Hinesh Patel, portfolio manager at Quilter Investors, said: “Given this GDP reading covers April and doesn’t quite take into account all of the lockdown easing we have seen to date, the government will be pleased with the direction the economy is heading. Consumers are clearly making up for lost time and the government will be hoping they continue to spend the lockdown savings many have been fortunate to accumulate.

“Real-time data, such as restaurant and holiday bookings, also remains robust after the initial surge in April and we are seeing discretionary spending hold up as things look to get back to normal. There is obviously uncertainty about the last step of easing going ahead on time and Sunak will not want any delay to be long lasting. But, given the depths of where we were last year, the economy is clearly returning to health. The removal of social distancing when the time comes will give an additional turbo charge to the economy.

“Much of this optimism though is fairly priced into markets, however, and the Bank of England won’t be able to sit on their hands if the economic recovery strengthens further. With inflation concerns persisting, although slightly overblown in our opinion, Bailey and co may need to act sooner than they may wish.

“That said, the economy will never return to how it was before. It has gone through structural changes never seen before on this scale and as such will still need to be nursed along as it returns to sustainable growth. But the point will come where the spending taps will need to be switched off the economy stand on its own two feet again. When this is remains to be seen but for now the sun is shining and the roof is being fixed.”

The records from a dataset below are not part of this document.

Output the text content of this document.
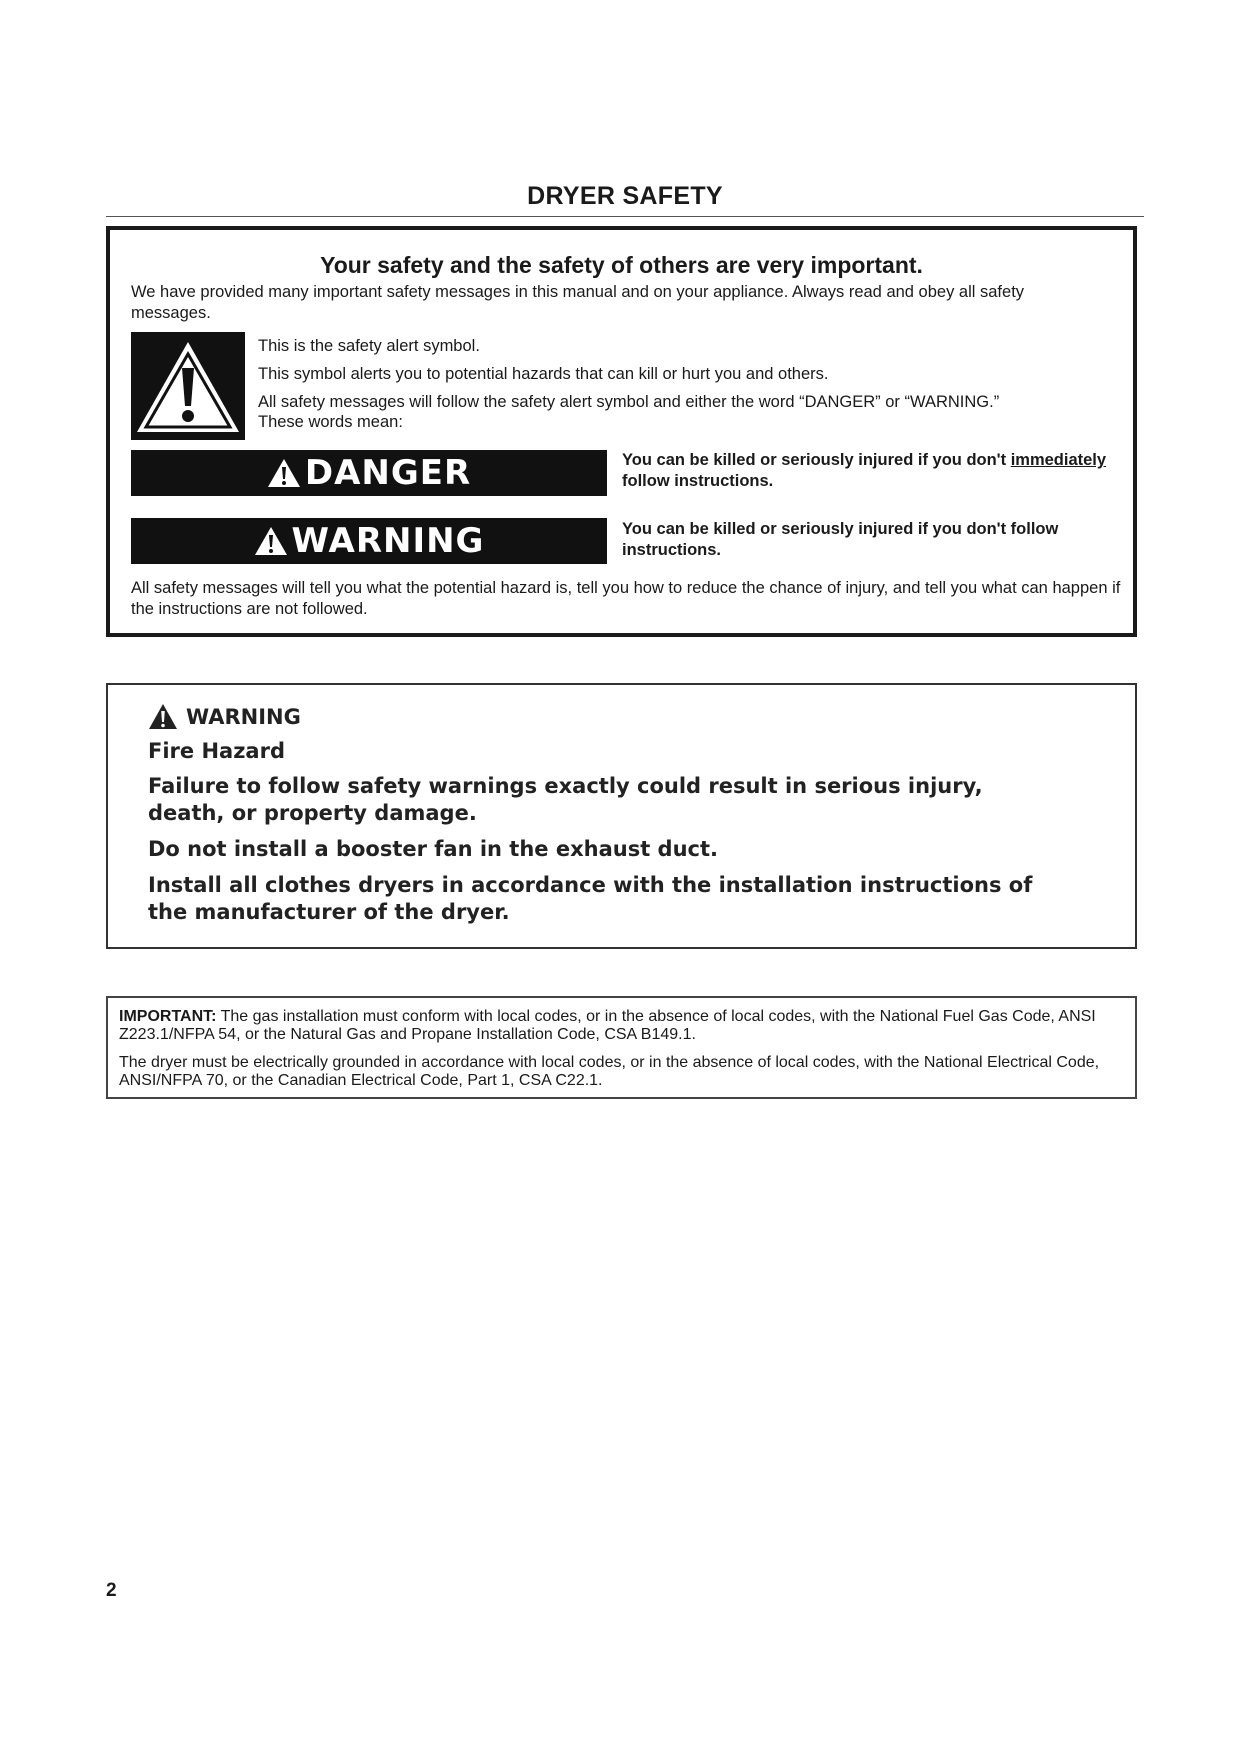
DRYER SAFETY
Your safety and the safety of others are very important.
We have provided many important safety messages in this manual and on your appliance. Always read and obey all safety messages.

This is the safety alert symbol.

This symbol alerts you to potential hazards that can kill or hurt you and others.

All safety messages will follow the safety alert symbol and either the word “DANGER” or “WARNING.”

These words mean:

DANGER	You can be killed or seriously injured if you don't immediately
follow instructions.
WARNING	You can be killed or seriously injured if you don't follow instructions.
All safety messages will tell you what the potential hazard is, tell you how to reduce the chance of injury, and tell you what can happen if the instructions are not followed.
WARNING
Fire Hazard
Failure to follow safety warnings exactly could result in serious injury, death, or property damage.
Do not install a booster fan in the exhaust duct.
Install all clothes dryers in accordance with the installation instructions of the manufacturer of the dryer.

IMPORTANT: The gas installation must conform with local codes, or in the absence of local codes, with the National Fuel Gas Code, ANSI Z223.1/NFPA 54, or the Natural Gas and Propane Installation Code, CSA B149.1.

The dryer must be electrically grounded in accordance with local codes, or in the absence of local codes, with the National Electrical Code, ANSI/NFPA 70, or the Canadian Electrical Code, Part 1, CSA C22.1.

2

Jesús Cabra Guisasola, Associate at Validus Risk Management, added: “The UK economy grew 2.3% in April (vs 2.4% estimated), which confirms the British economy is firmly recovering after contracting the most since 1709 last year. There are no doubts that the UK has been one of the countries coming out in a better position from the pandemic after the success of its vaccination program.

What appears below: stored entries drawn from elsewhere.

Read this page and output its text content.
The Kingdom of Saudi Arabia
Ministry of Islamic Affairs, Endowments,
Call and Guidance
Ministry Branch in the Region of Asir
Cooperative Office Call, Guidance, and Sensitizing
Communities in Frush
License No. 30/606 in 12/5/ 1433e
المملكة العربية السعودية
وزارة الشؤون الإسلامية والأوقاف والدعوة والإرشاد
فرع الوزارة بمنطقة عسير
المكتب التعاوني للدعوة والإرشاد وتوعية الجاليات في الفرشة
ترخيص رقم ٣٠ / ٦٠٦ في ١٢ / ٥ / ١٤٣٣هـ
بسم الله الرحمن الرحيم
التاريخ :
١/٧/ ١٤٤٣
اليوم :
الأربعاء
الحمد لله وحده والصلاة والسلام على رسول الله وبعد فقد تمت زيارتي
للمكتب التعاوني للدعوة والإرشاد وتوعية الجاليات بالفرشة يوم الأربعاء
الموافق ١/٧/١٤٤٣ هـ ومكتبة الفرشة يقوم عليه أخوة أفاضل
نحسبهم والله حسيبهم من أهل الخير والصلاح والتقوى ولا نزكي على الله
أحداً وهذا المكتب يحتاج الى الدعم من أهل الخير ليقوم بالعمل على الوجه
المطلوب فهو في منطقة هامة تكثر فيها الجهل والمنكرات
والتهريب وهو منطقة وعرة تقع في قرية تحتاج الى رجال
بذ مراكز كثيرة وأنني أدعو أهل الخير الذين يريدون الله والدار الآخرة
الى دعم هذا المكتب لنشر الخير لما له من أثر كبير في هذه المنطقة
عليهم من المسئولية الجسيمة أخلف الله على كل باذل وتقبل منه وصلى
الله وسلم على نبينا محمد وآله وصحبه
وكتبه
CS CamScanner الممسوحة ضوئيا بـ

“However, there are reasons to be cautious as coronavirus cases continue rising, with the delta variant spreading rapidly. Prime Minister Boris Johnson and his government are now facing the dilemma of moving the country to the final stage of the reopening on the 21st of June. Moreover, the BoE will need to decide when the best moment is to start tightening its monetary policy as some members like Andy Haldane already voted to scale back the stimulus program during the last meeting.

“Nevertheless, there is optimism surrounding sterling in the coming months and any delay on the reopening would have a minimal impact on the recovery. Hence, we could see GBPUSD closer to the 1.45-mark, a level not seen since early 2018.”